Not inherently. If the company growth rate is greater than the interest rate there is no negative consequence. All good debt is good debt because you earn more from your investments than the cost servicing the debt. Bad debt is the opposite.
Interest rates have been very low for publicly traded companies, historical lows.
If a company's revenue stream is disrupted, and other capital sources are disrupted, then the debt will compound the issue. Dividends would likely have been cut long before then.
Answered by CQM on February 14, 2021
Borrowing money and paying out dividends are separate events. Paying out dividends decreases stock price. Whether the dividends "came from" borrowing is somewhat incoherent; money is fungible. So the only question is whether borrowing destroys value, not whether borrowing money when preceding a dividend destroys value.
In an efficient market, When a company borrows money, that does not affect stock price. Total value is increased, but liabilities are increased equally, so equity value remains constant. Responding to a question in the comments: if a company borrows $100m and now owes $110m in principal+interest, isn't their increase in liabilities ($110m) greater than their increase in total assets ($100m)? No, because their increase in total value is 100m of today dollars, and their increase in liabilities is 110m in tomorrow dollars. If the going interest rate is such that they have to pay $10m in interest, that means that the market has said that 110m tomorrow dollars have the same value as 100m today dollars, so their net book value is unchanged (again, this is assuming efficient markets). Interest is compensation for the risk level of the debt. The company loses money in the sense of paying interest, but it does so by offloading some of its risk onto lenders, and this lower risk level increases its value equal to the interest paid. Looked at another way, the company has money now, which it can apply to some current expenditure, and that expenditure will presumably give a return whose expected value is equal to the interest.

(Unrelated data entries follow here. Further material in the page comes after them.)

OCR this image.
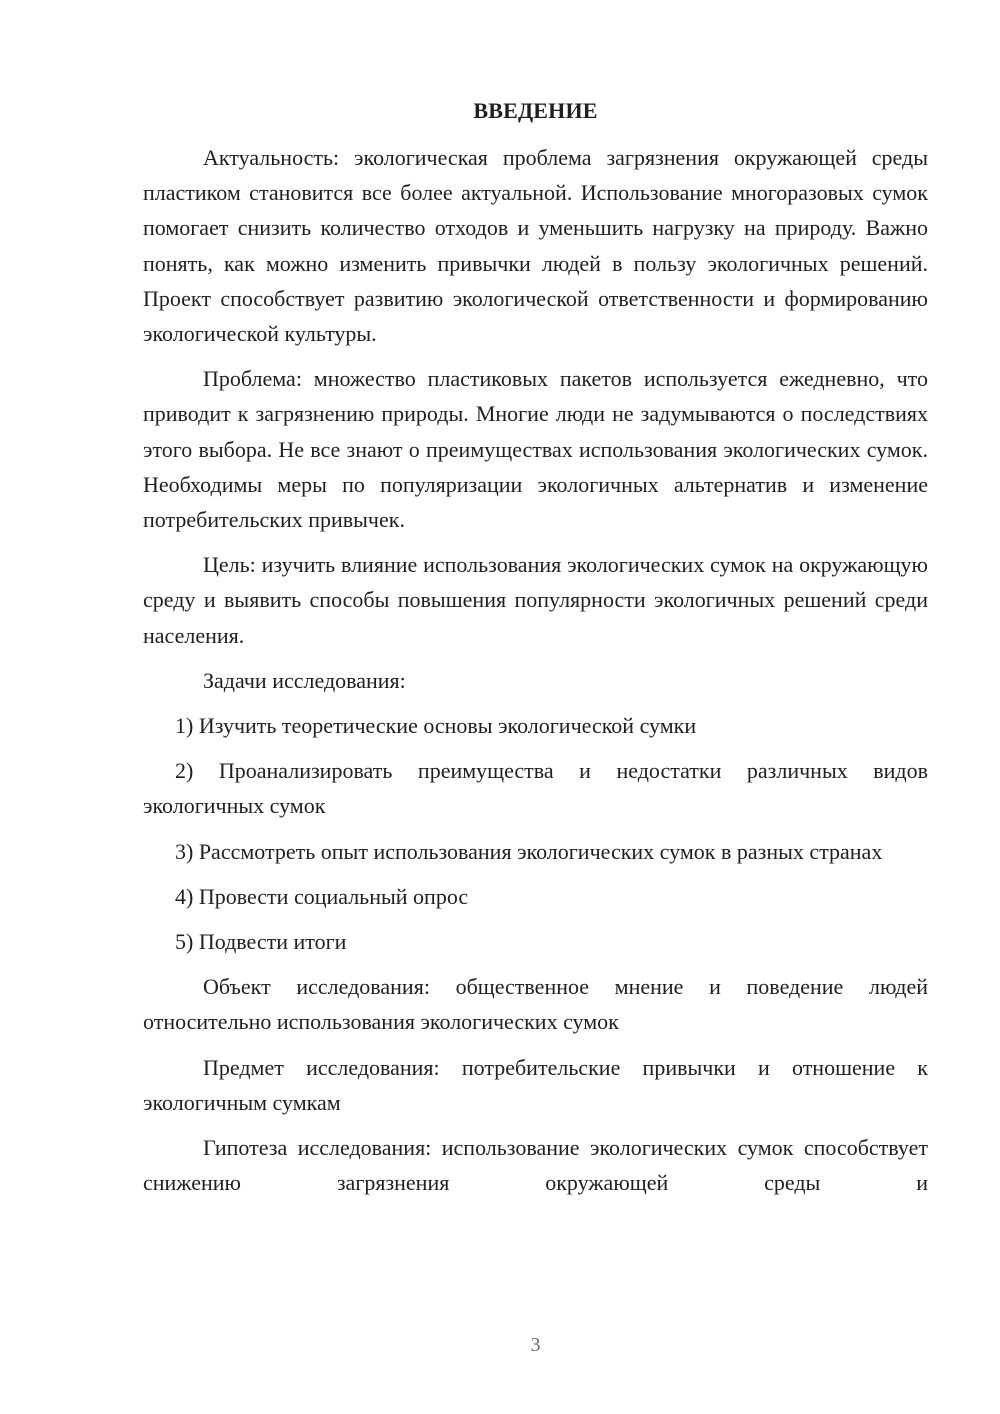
ВВЕДЕНИЕ

Актуальность: экологическая проблема загрязнения окружающей среды пластиком становится все более актуальной. Использование многоразовых сумок помогает снизить количество отходов и уменьшить нагрузку на природу. Важно понять, как можно изменить привычки людей в пользу экологичных решений. Проект способствует развитию экологической ответственности и формированию экологической культуры.

Проблема: множество пластиковых пакетов используется ежедневно, что приводит к загрязнению природы. Многие люди не задумываются о последствиях этого выбора. Не все знают о преимуществах использования экологических сумок. Необходимы меры по популяризации экологичных альтернатив и изменение потребительских привычек.

Цель: изучить влияние использования экологических сумок на окружающую среду и выявить способы повышения популярности экологичных решений среди населения.

Задачи исследования:

1) Изучить теоретические основы экологической сумки

2) Проанализировать преимущества и недостатки различных видов экологичных сумок

3) Рассмотреть опыт использования экологических сумок в разных странах

4) Провести социальный опрос

5) Подвести итоги

Объект исследования: общественное мнение и поведение людей относительно использования экологических сумок

Предмет исследования: потребительские привычки и отношение к экологичным сумкам

Гипотеза исследования: использование экологических сумок способствует снижению загрязнения окружающей среды и

3
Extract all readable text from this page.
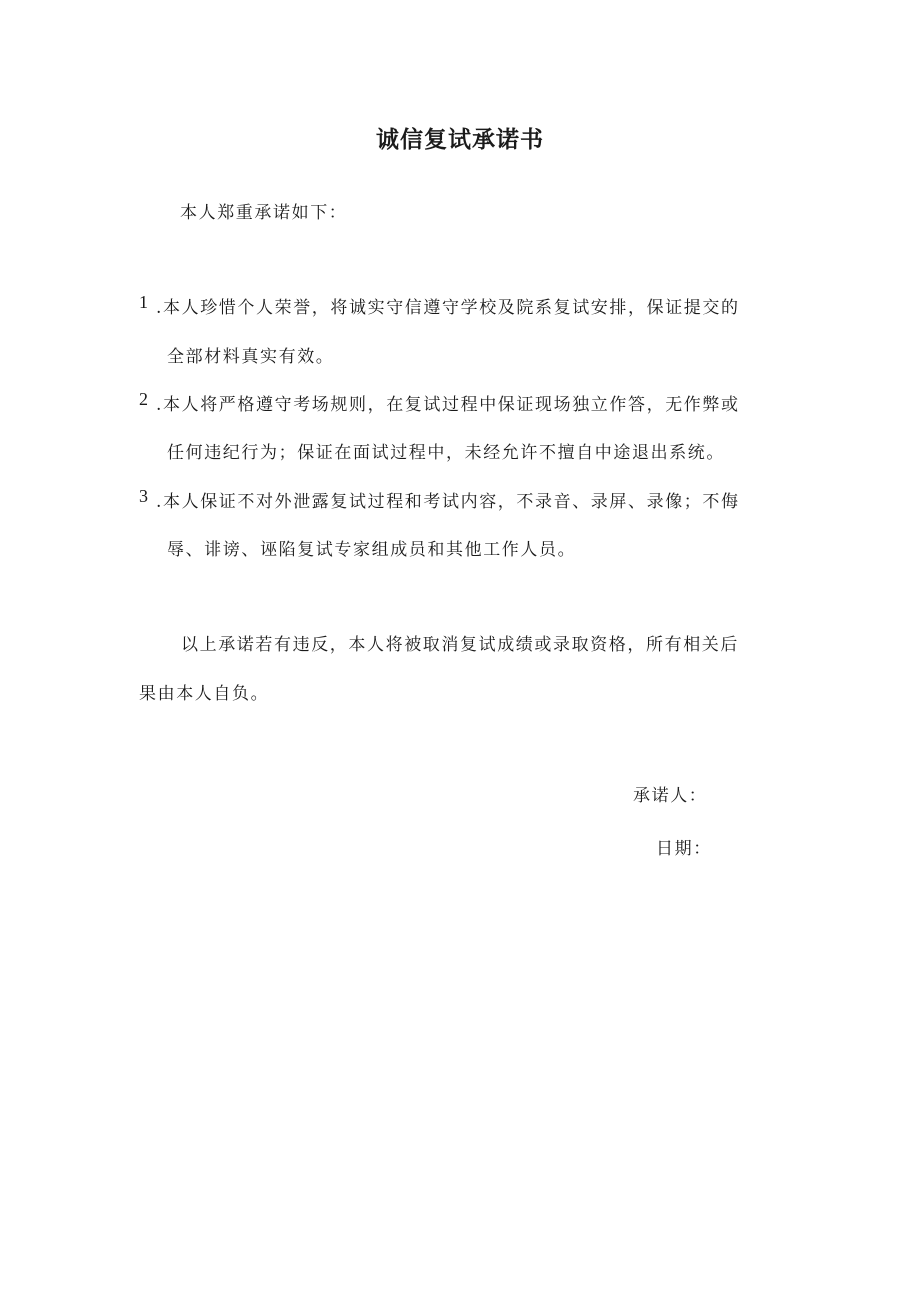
诚信复试承诺书
本人郑重承诺如下：
1 .本人珍惜个人荣誉，将诚实守信遵守学校及院系复试安排，保证提交的
全部材料真实有效。
2 .本人将严格遵守考场规则，在复试过程中保证现场独立作答，无作弊或
任何违纪行为；保证在面试过程中，未经允许不擅自中途退出系统。
3 .本人保证不对外泄露复试过程和考试内容，不录音、录屏、录像；不侮
辱、诽谤、诬陷复试专家组成员和其他工作人员。
以上承诺若有违反，本人将被取消复试成绩或录取资格，所有相关后
果由本人自负。
承诺人：
日期：
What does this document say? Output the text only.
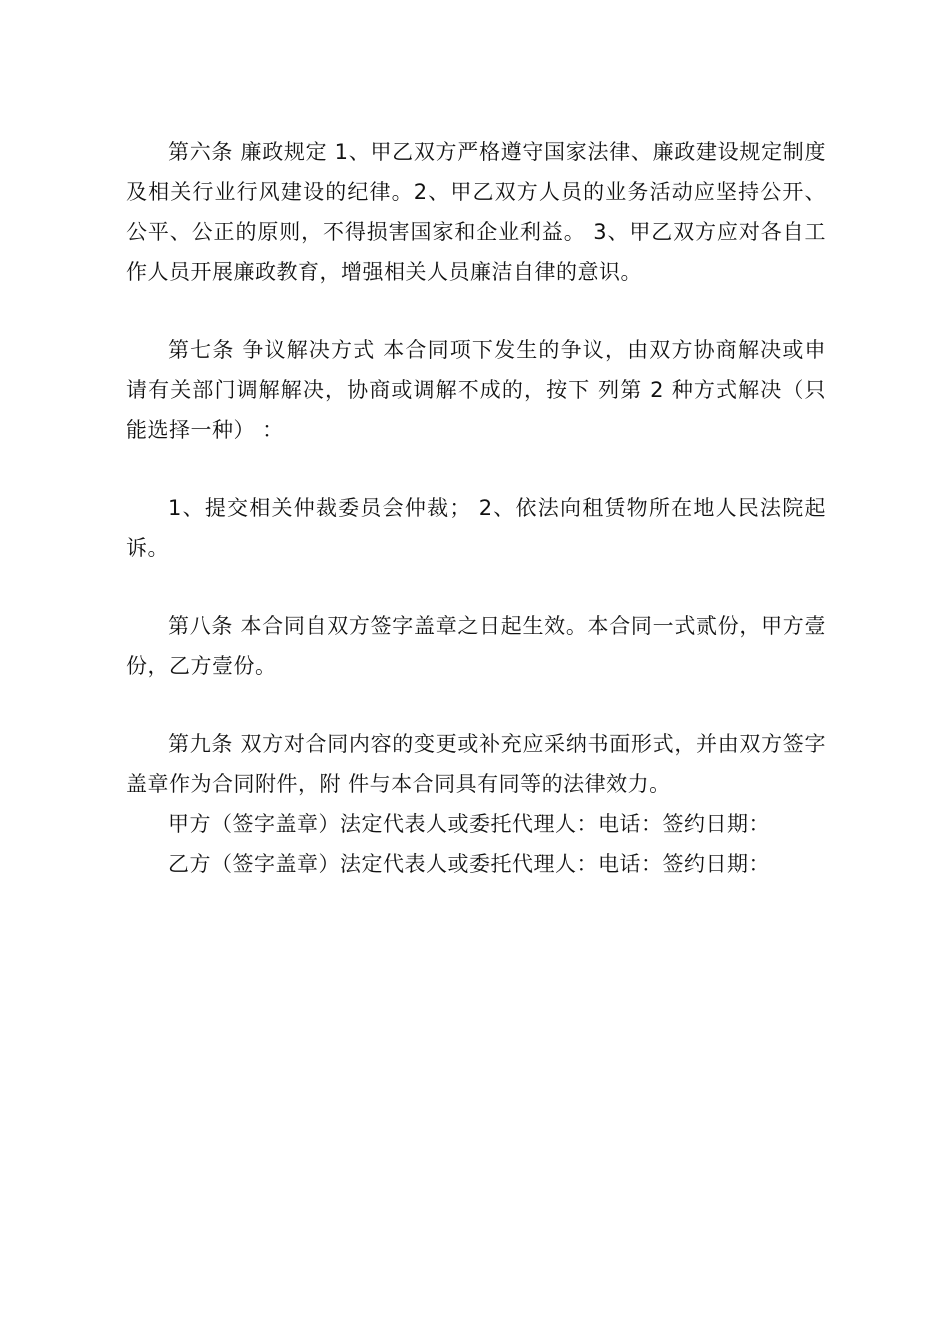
第六条 廉政规定 1、甲乙双方严格遵守国家法律、廉政建设规定制度及相关行业行风建设的纪律。2、甲乙双方人员的业务活动应坚持公开、公平、公正的原则，不得损害国家和企业利益。 3、甲乙双方应对各自工作人员开展廉政教育，增强相关人员廉洁自律的意识。

第七条 争议解决方式 本合同项下发生的争议，由双方协商解决或申请有关部门调解解决，协商或调解不成的，按下 列第 2 种方式解决（只能选择一种） ：

1、提交相关仲裁委员会仲裁； 2、依法向租赁物所在地人民法院起诉。

第八条 本合同自双方签字盖章之日起生效。本合同一式贰份，甲方壹份，乙方壹份。

第九条 双方对合同内容的变更或补充应采纳书面形式，并由双方签字盖章作为合同附件，附 件与本合同具有同等的法律效力。

甲方（签字盖章）法定代表人或委托代理人：电话：签约日期：

乙方（签字盖章）法定代表人或委托代理人：电话：签约日期：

Answered by Acccumulation on February 14, 2021
Companies borrow money all the time. It is a much easier source of cash, than having it floating around the company all the time. You should in general try to limit capital not in use, which then as a matter of fact also applies to cash. As long as the cash flow is positive, and the yearly result is positive, borrowing to pay dividend shouldn't be an issue at all. Cash - liabilities - obligations - assets - equity - it is all just capital you either have or owe in different grades of liquidity.

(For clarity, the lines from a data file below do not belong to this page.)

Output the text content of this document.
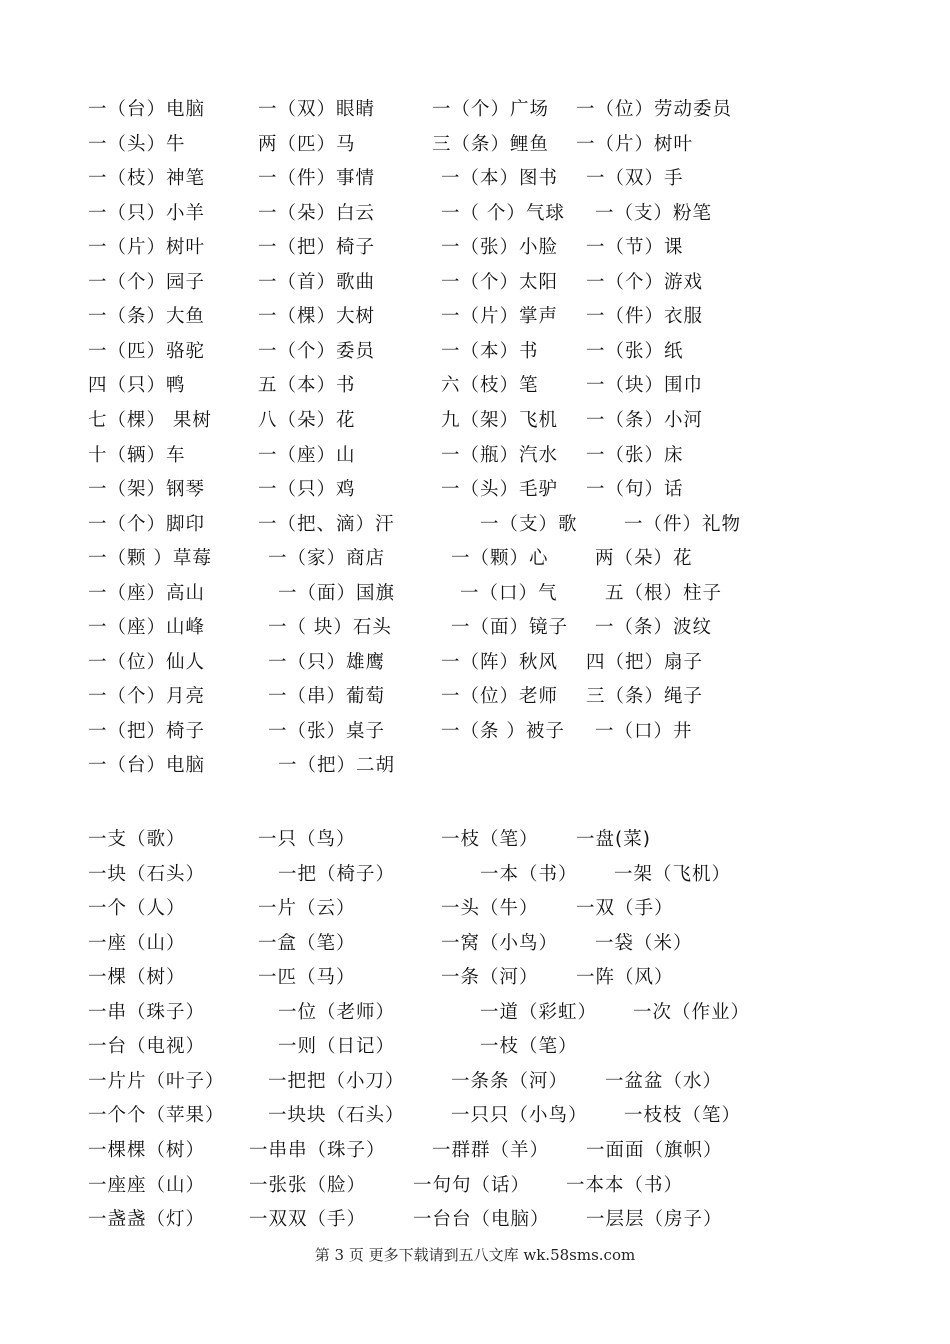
一（台）电脑	一（双）眼睛	一（个）广场 一（位）劳动委员
一（头）牛	两（匹）马	三（条）鲤鱼 一（片）树叶
一（枝）神笔	一（件）事情	一（本）图书 一（双）手
一（只）小羊	一（朵）白云	一（ 个）气球 一（支）粉笔
一（片）树叶	一（把）椅子	一（张）小脸 一（节）课
一（个）园子	一（首）歌曲	一（个）太阳 一（个）游戏
一（条）大鱼	一（棵）大树	一（片）掌声 一（件）衣服
一（匹）骆驼	一（个）委员	一（本）书	一（张）纸
四（只）鸭	五（本）书	六（枝）笔	一（块）围巾
七（棵） 果树 八（朵）花	九（架）飞机 一（条）小河
十（辆）车	一（座）山	一（瓶）汽水 一（张）床
一（架）钢琴	一（只）鸡	一（头）毛驴 一（句）话
一（个）脚印	一（把、滴）汗	一（支）歌	一（件）礼物
一（颗 ）草莓	一（家）商店	一（颗）心	两（朵）花
一（座）高山	一（面）国旗	一（口）气	五（根）柱子
一（座）山峰	一（ 块）石头	一（面）镜子 一（条）波纹
一（位）仙人	一（只）雄鹰	一（阵）秋风 四（把）扇子
一（个）月亮	一（串）葡萄	一（位）老师 三（条）绳子
一（把）椅子	一（张）桌子	一（条 ）被子 一（口）井
一（台）电脑	一（把）二胡
一支（歌）	一只（鸟）	一枝（笔） 一盘(菜)
一块（石头）	一把（椅子）	一本（书） 一架（飞机）
一个（人）	一片（云）	一头（牛） 一双（手）
一座（山）	一盒（笔）	一窝（小鸟） 一袋（米）
一棵（树）	一匹（马）	一条（河） 一阵（风）
一串（珠子）	一位（老师）	一道（彩虹） 一次（作业）
一台（电视）	一则（日记）	一枝（笔）
一片片（叶子） 一把把（小刀）	一条条（河） 一盆盆（水）
一个个（苹果） 一块块（石头）	一只只（小鸟） 一枝枝（笔）
一棵棵（树） 一串串（珠子）	一群群（羊） 一面面（旗帜）
一座座（山） 一张张（脸）	一句句（话） 一本本（书）
一盏盏（灯） 一双双（手）	一台台（电脑） 一层层（房子）
第 3 页 更多下载请到五八文库 wk.58sms.com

In a well balanced system there really is only a miniscule difference between the opportunity cost of having cash around, and the interest cost of borrowing it.
Answered by Stian Yttervik on February 14, 2021
Money is fungible. That means that once my paycheck goes into my pocket, it becomes indistinguishable from the money I picked up off the ground. Often people will treat personal 'windfall' money (especially 'my tax refund', which is just the government paying you back money they over-withheld from you during the year) as money above-and-beyond their regular budget, but once the money has been earned, it is just money - and being responsible with a $500 paycheque and being irresponsible with a $500 tax rebate in the same month just means you were 50% responsible that month.

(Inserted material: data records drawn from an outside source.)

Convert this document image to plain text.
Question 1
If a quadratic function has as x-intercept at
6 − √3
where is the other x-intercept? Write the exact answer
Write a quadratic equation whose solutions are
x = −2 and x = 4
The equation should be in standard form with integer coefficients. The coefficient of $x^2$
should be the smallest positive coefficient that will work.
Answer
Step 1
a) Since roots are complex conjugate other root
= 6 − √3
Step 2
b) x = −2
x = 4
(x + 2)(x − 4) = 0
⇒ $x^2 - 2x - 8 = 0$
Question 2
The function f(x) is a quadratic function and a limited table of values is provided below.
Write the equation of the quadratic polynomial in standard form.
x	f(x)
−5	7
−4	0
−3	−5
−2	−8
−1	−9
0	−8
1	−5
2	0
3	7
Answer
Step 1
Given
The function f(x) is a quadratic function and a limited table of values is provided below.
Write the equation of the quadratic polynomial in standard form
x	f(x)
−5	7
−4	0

For a corporation, this remains true with a small caveat - was money borrowed with the express intent to pay the dividend? And why was that decided that way? Assume two cases:
The key here is that some level of debt is actually healthy in most industries. This is because debt is cheaper than equity, in the sense that debtholders might only want a 4% interest payment, but shareholders might expect a total return of 10%, between dividends and value growth of their shares. This remains true until so much debt is taken on that the company actually has insolvency risk, where it might possibly default on debt and have to declare bankruptcy.
So, in cases where the company is not financially healthy to take on more debt, taking on debt to pay dividends, rather than responsibly deferring dividends for that year, could be a sign that management is unable to 'correct the ship' and bring the company back to profitibility.
It is not whether debt 'was used for' dividends [because fungible money means that is not truly a relevant concept], the key question is - can the company afford more debt at all, and is this dividend coming at the cost of insolvency risk? This comes back to your theory that taking debt increases interest costs and therefore might itself destroy value - that is only true if the debt is unaffordable, and otherwise could form part of a healthy mix of debt and equity financing. No single line item on the financial statements tells you whether something is good or bad, the context is relevant to understanding the impact of a particular item.